Why $\mathbb{D}^2 / \mathbb{S}^1 = \mathbb{S}^2$? [duplicate]
Solution 1:
Yes. $S^1$ (the boundary of $D^2$) is being contracted to a single point. And the quotient map restricted to the interior of $D^2$ is a homeomorphism.
You may also want to note that the open disc is homeomorphic to the plane $\mathbb R ^2$, which is homeomorphic to the deleted sphere $S^2\setminus \{p\}$ via the stereographic projection. We can identify the singleton $\{p\}$ with the contracted boundary of $D^2$.
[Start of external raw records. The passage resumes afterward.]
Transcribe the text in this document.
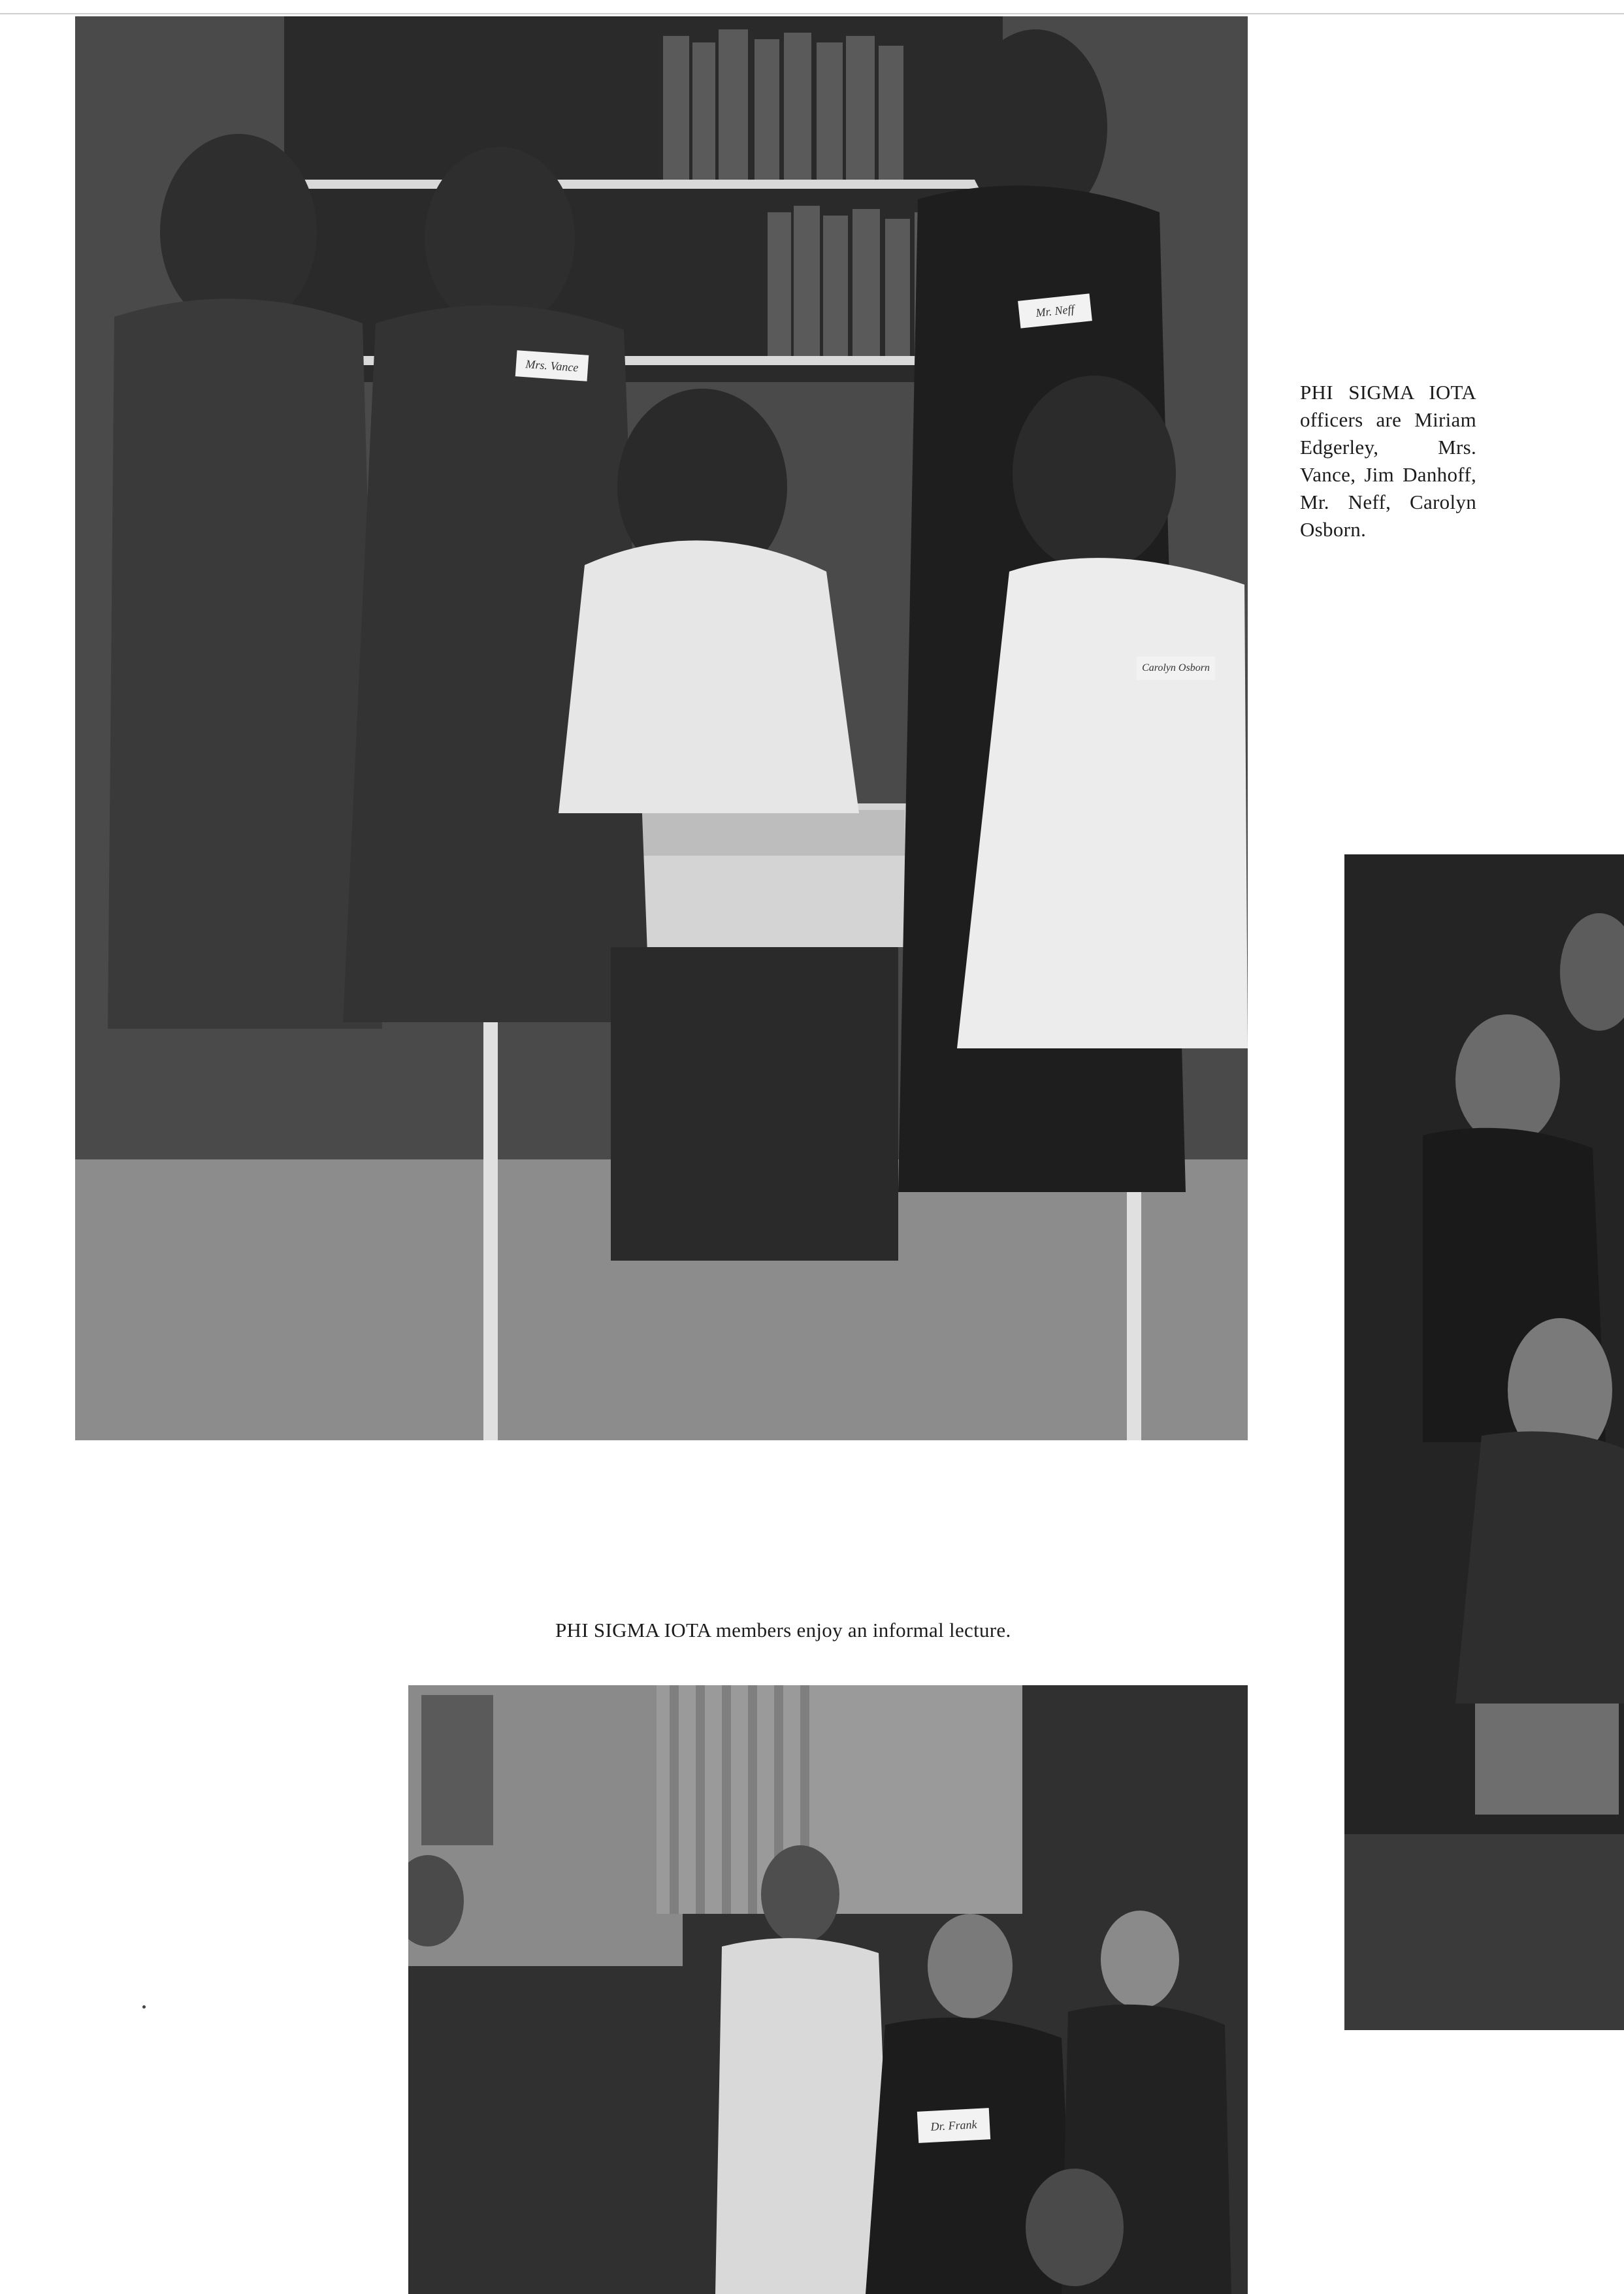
Mrs. Vance
Mr. Neff
Carolyn Osborn
PHI SIGMA IOTA officers are Miriam Edgerley, Mrs. Vance, Jim Danhoff, Mr. Neff, Carolyn Osborn.
PHI SIGMA IOTA members enjoy an informal lecture.
Dr. Frank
Think of a gym bag with a drawstring lying flat on the floor. Then you lift it, pulling the drawstring closed.
Solution 2:
Yes, $D^2 / S^1$ is homeomorphic to $S^2$ and in general, $D^n / \partial D^n$ is homeomorphic to $S^n$. To see this intuitively, take a disc and place a sphere tangent to its center. Pull the boundary of the disc up to the equator so that the disc covers a hemisphere, then move the boundary along the surface of the sphere to the uncovered pole; at the pole, the boundary will have to be glued together.
To actually show homeomorphism, we of course need to construct a map. As a starting point, I would send the center of the disc to one pole and the boundary to another.
If you know about stereographic projection, you might be able to modify that somewhat to apply here.